A gb2312.txt (184799 bytes) is indeed too large and must be converted to unicode.
This table is 51965 bytes, which is much smaller.
It is very practical for scenarios where the iconv function library cannot be used.
<? Php
// Usage of the comparison table
$ Filename = "gb2utf8.txt ";
$ Fp = fopen ($ filename, "r ");
While (! Feof ($ fp )){
List ($ gb, $ utf8) = fgetcsv ($ fp, 10 );
$ Charset [$ gb] = $ utf8;
}
Fclose ($ fp );
// Read the table above to the array for backup
/** Gb2312 to UTF-8 **/
Function gb2utf8 ($ text, & $ charset ){
// Extract the components in the text. A Chinese character is an element, and a continuous non-Chinese character is an element.

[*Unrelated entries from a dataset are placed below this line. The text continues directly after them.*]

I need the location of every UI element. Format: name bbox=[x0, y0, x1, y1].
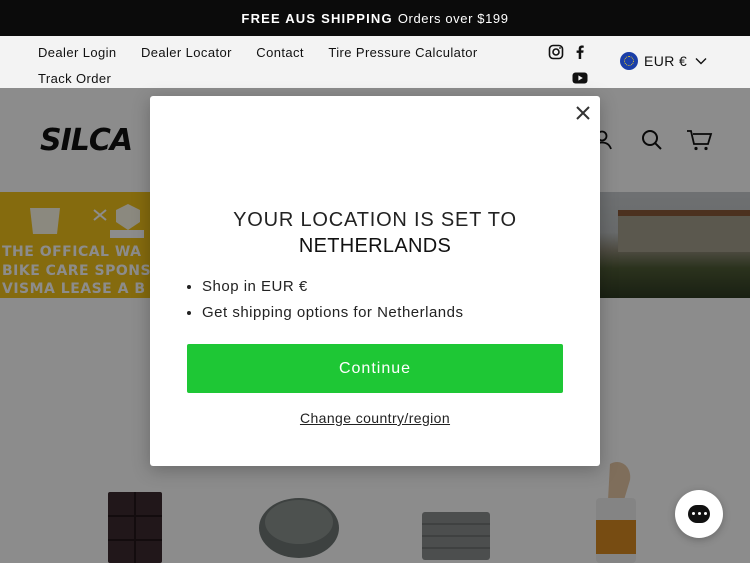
chevron-down-icon bbox=[695, 58, 707, 65]
currency-selector[interactable]: EUR € bbox=[620, 52, 707, 70]
dealer-locator-link[interactable]: Dealer Locator bbox=[141, 40, 232, 66]
contact-link[interactable]: Contact bbox=[256, 40, 304, 66]
youtube-icon[interactable] bbox=[572, 70, 588, 86]
utility-nav: Dealer Login Dealer Locator Contact Tire… bbox=[0, 36, 750, 88]
dealer-login-link[interactable]: Dealer Login bbox=[38, 40, 117, 66]
list-item: Get shipping options for Netherlands bbox=[202, 300, 463, 326]
announcement-bar: FREE AUS SHIPPING Orders over $199 bbox=[0, 0, 750, 36]
location-modal: YOUR LOCATION IS SET TO NETHERLANDS Shop… bbox=[150, 96, 600, 466]
change-country-link[interactable]: Change country/region bbox=[150, 410, 600, 426]
instagram-icon[interactable] bbox=[548, 44, 564, 60]
tire-pressure-link[interactable]: Tire Pressure Calculator bbox=[328, 40, 477, 66]
close-icon[interactable] bbox=[574, 104, 592, 122]
announcement-bold: FREE AUS SHIPPING bbox=[241, 10, 393, 26]
list-item: Shop in EUR € bbox=[202, 274, 463, 300]
eu-flag-icon bbox=[620, 52, 638, 70]
continue-button[interactable]: Continue bbox=[187, 344, 563, 393]
announcement-text: Orders over $199 bbox=[397, 10, 509, 26]
modal-heading: YOUR LOCATION IS SET TO bbox=[233, 209, 517, 231]
facebook-icon[interactable] bbox=[572, 44, 588, 60]
currency-label: EUR € bbox=[644, 53, 688, 69]
chat-icon bbox=[688, 505, 710, 523]
chat-widget-button[interactable] bbox=[675, 490, 723, 538]
modal-bullets: Shop in EUR € Get shipping options for N… bbox=[202, 274, 463, 326]
modal-country: NETHERLANDS bbox=[298, 235, 452, 257]
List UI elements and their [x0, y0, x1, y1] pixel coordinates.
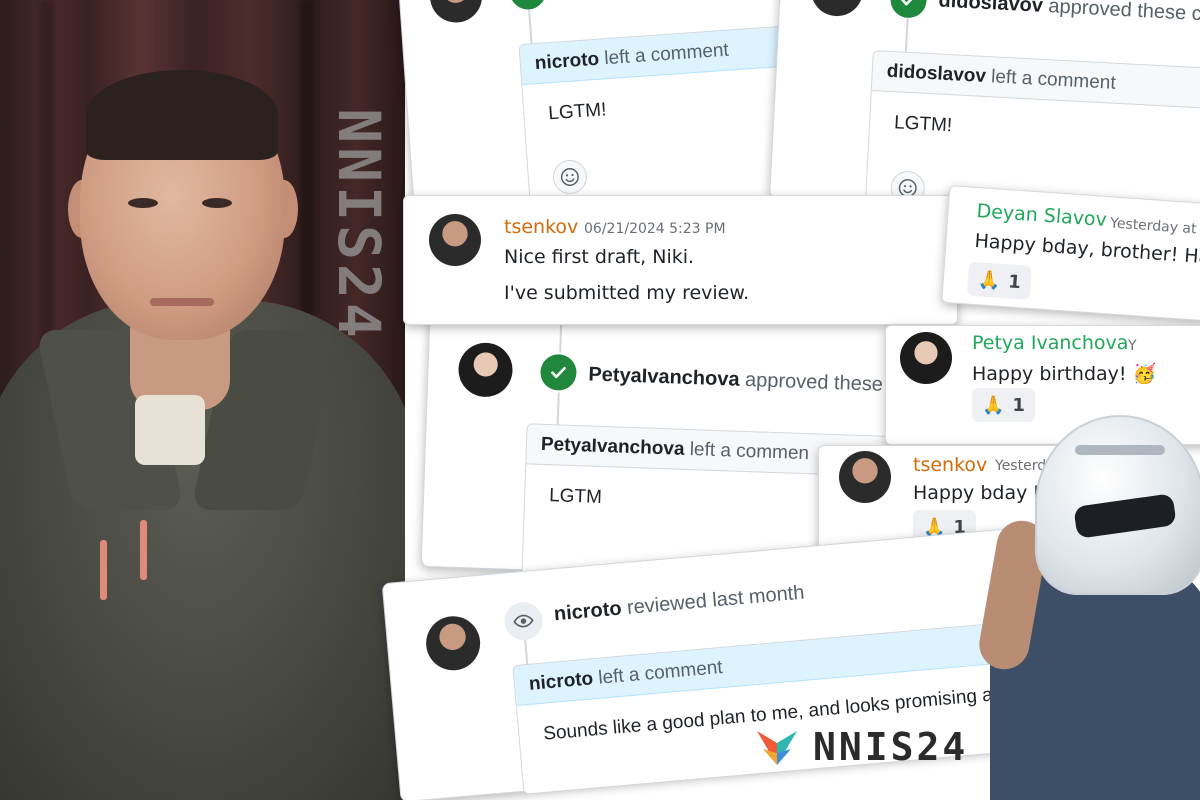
review-event: PetyaIvanchova approved these ch	[588, 363, 910, 397]
avatar	[428, 0, 484, 25]
chat-text: Nice first draft, Niki.	[504, 246, 695, 268]
comment-action: left a comment	[990, 66, 1117, 94]
approved-check-icon	[889, 0, 928, 19]
hair	[86, 70, 278, 160]
event-text: approved these cha	[1047, 0, 1200, 27]
fox-logo-icon	[757, 731, 797, 765]
chat-author[interactable]: tsenkov	[913, 454, 987, 476]
mouth	[150, 298, 214, 306]
avatar	[809, 0, 865, 18]
comment-author[interactable]: nicroto	[528, 668, 594, 695]
event-user[interactable]: didoslavov	[938, 0, 1043, 17]
helmet-stripe	[1075, 445, 1165, 455]
comment-author[interactable]: PetyaIvanchova	[541, 434, 685, 460]
chat-text-row: Happy birthday! 🥳	[972, 362, 1156, 385]
avatar	[423, 614, 483, 673]
chat-timestamp: Y	[1128, 338, 1137, 354]
reaction-count: 1	[1007, 270, 1022, 293]
zipper-pull	[100, 540, 107, 600]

Preg_match_all ("/(? : [X80-xff].) | [x01-x7f] +/", $ text, $ tmp );
$ Tmp = $ tmp [0];
// Separate Chinese characters
$ Ar = array_intersect ($ tmp, array_keys ($ charset ));
// Replace the Chinese character encoding
Foreach ($ ar as $ k => $ v)
$ Tmp [$ k] = $ charset [$ v];
// Return the encoded string
Return join (', $ tmp );
}
/** UTF-8 to gb2312 **/
Function utf82gb ($ text, & $ charset ){
$ P = "/[xf0-xf7] [x80-xbf] {3} | [xe0-xef] [x80-xbf] {2} | [xc2-xdf] [x80-xbf] | [x01-x7f] + /";
Preg_match_all ($ p, $ text, $ r );
$ Utf8 = array_flip ($ charset );
Foreach ($ r [0] as $ k => $ v)
If (isset ($ utf8 [$ v])
$ R [0] [$ k] = $ utf8 [$ v];
Return join (', $ r [0]);
}
// Test
$ S = gb2utf8 ('this is a test of the comparison table', $ charset );
Echo utf82gb ($ s, $ charset );
?>
The content source of this page is from Internet, which doesn't represent Alibaba Cloud's opinion;
products and services mentioned on that page don't have any relationship with Alibaba Cloud. If the
content of the page makes you feel confusing, please write us an email, we will handle the problem
within 5 days after receiving your email.
If you find any instances of plagiarism from the community, please send an email to:
info-contact@alibabacloud.com
and provide relevant evidence. A staff member will contact you within 5 working days.